The business generated $26 million in the first quarter, up 58 percent from the same time last year. Homes.com added over 4,300 subscribers and $11 million in net new bookings in the first quarter.
Florance also touted the “extraordinary return on investment” from Homes.com subscribers, saying members earned an average $36,000 more in commissions in their first year of joining. That figure is measured against $3,400 the average annual subscription cost.
He said CoStar plans to raise subscription fees for new members beginning May 1 and look into “measured potential renewal increases.”
Traffic to Homes.com doubled year-over-year, according to Florance.

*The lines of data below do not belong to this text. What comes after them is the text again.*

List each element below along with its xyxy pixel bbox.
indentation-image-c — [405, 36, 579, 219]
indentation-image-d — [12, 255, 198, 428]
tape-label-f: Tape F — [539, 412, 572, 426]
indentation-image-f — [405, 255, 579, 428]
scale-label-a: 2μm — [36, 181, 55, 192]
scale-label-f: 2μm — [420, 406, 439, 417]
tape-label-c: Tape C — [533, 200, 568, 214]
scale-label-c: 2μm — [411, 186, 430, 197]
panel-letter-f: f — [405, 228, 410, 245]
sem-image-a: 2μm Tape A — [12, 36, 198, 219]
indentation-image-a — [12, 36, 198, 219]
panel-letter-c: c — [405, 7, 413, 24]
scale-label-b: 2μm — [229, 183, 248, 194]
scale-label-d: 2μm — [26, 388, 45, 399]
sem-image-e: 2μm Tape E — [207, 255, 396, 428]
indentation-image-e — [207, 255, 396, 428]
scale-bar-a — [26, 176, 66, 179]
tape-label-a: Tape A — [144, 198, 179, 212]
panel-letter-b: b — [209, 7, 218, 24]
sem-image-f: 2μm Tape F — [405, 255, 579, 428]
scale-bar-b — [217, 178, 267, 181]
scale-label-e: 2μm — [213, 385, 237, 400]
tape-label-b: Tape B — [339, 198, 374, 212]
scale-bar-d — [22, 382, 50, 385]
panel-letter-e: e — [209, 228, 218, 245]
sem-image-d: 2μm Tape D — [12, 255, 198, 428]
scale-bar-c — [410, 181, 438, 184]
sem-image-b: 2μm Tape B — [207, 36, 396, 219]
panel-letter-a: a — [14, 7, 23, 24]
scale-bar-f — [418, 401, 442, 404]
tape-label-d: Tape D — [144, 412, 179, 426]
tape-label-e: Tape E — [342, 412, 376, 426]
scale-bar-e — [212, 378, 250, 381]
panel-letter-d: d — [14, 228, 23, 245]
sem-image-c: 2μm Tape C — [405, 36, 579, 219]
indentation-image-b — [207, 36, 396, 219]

The CEO said year-old efforts to integrate Apartments.com, CoStar’s multifamily portal, and Homes.com, drove 10 percent of Apartments.com’s traffic in 2025.
The company produced $3 million in net income, an improvement from a $15 million loss in the first quarter of last year. Its reported adjusted EBITDA of $132 million, up 100 percent from the same time last year and above the high-end of its guidance for the quarter.
CoStar reported revenue of $897 million, up 23 percent year-over-year. Its commercial business generated $472 million in revenue, and its residential business, which includes Apartments.com Homes.com and U.K.-based OnTheMarket.com, produced $425 million in revenue.
Before earnings were released on Tuesday, the company’s stock price closed at $35.96.